Figure 4. Molecular modeling of 1 and 2.

(a–d) Geometry-optimized structures of hexameric rosettes (a,b) and monomers (c,d) of 1 (a,c) and 2 (b,d). The molecular modeled structures are shown in vertical (left) and perpendicular (right) direction with respect to the rosette plane. Barbituric acid, oligothiophene, and alkyl chain moieties are colored in light blue, purple, and gray, respectively. The twisting between the barbituric acid, T1, and T2 planes in the monomer structures is shown by a schematic cartoon.

Figure 5. Self-organized structures of 1 and 2 in the bulk.

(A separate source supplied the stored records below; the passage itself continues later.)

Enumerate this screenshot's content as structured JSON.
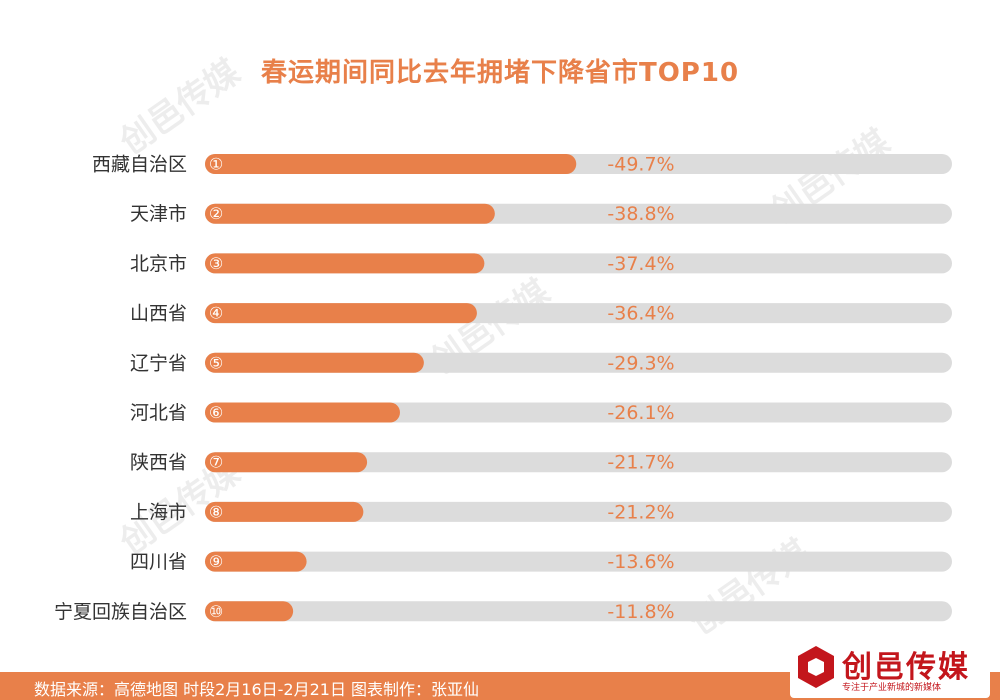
{
  "chart_data": {
    "type": "bar",
    "orientation": "horizontal",
    "title": "春运期间同比去年拥堵下降省市TOP10",
    "categories": [
      "西藏自治区",
      "天津市",
      "北京市",
      "山西省",
      "辽宁省",
      "河北省",
      "陕西省",
      "上海市",
      "四川省",
      "宁夏回族自治区"
    ],
    "ranks": [
      "①",
      "②",
      "③",
      "④",
      "⑤",
      "⑥",
      "⑦",
      "⑧",
      "⑨",
      "⑩"
    ],
    "values": [
      -49.7,
      -38.8,
      -37.4,
      -36.4,
      -29.3,
      -26.1,
      -21.7,
      -21.2,
      -13.6,
      -11.8
    ],
    "value_labels": [
      "-49.7%",
      "-38.8%",
      "-37.4%",
      "-36.4%",
      "-29.3%",
      "-26.1%",
      "-21.7%",
      "-21.2%",
      "-13.6%",
      "-11.8%"
    ],
    "unit": "%",
    "xlim": [
      0,
      100
    ],
    "grid": false,
    "legend": "none",
    "colors": {
      "bar": "#e8804a",
      "track": "#dcdcdc",
      "value_label": "#e8804a",
      "rank_ring": "#ffffff",
      "category_label": "#333333"
    }
  },
  "footer": {
    "text": "数据来源：高德地图 时段2月16日-2月21日 图表制作：张亚仙"
  },
  "logo": {
    "name": "创邑传媒",
    "tagline": "专注于产业新城的新媒体",
    "color": "#c3161c"
  },
  "watermark": {
    "text": "创邑传媒"
  }
}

(a,d) PXRD patterns of bulk samples of 1 (a) and 2 (d) at 25 °C in a glass capillary (diameter: 1.0 mm). Values in parenthesis denote Miller indices. (b,e) Molecular models of rosettes of 1 (b) and tapes of 2 (e). (c,f) Schematic representations of a proposed packing structures of 1 (c) and 2 (f) with lattice parameters. In (c), only left-handed helical columns are used to show the packing structure. As 1 does not contain a chiral center, both left- and right-handed helical columns should be formed.

Figure 6. Morphology and photovoltaic properties of p–n heterojunction structures.

(a–d) AFM images of as-cast (a,c) and annealed (b,d) thin films of 1:PC₆₁BM (a,b) and 2:PC₆₁BM (c,d); scale bar, 200 nm. Thin film samples were prepared by spin-coating CHCl₃ solutions of 1:PC₆₁BM and 2:PC₆₁BM (c_total = 20 mg mL⁻¹) onto substrates. Annealing conditions: T = 80 °C, t = 10 min. (e–h) Schematic illustration of morphological change of 1:PC₆₁BM (e,f) and 2:PC₆₁BM (g,h) upon annealing. (i) Current–voltage (J–V) characteristics of BHJ solar cells using 1:1 (w:w) blend films of 1:PC₆₁BM (red lines) and 2:PC₆₁BM (blue lines) before (dotted lines) and after annealing at 80 °C (solid lines). (j) PCE and J_sc values of devices containing 1 (red) and 2 (blue) as a function of the annealing temperature. (k) UV-vis absorption (dashed curves) and EQE spectra (solid curves) of thermally annealed (T = 80 °C) 1:1 (w/w) blend films of 1:PC₆₁BM (red) and 2:PC₆₁BM (blue). Film thickness: 100–120 nm. Average values of four cells with standard deviation.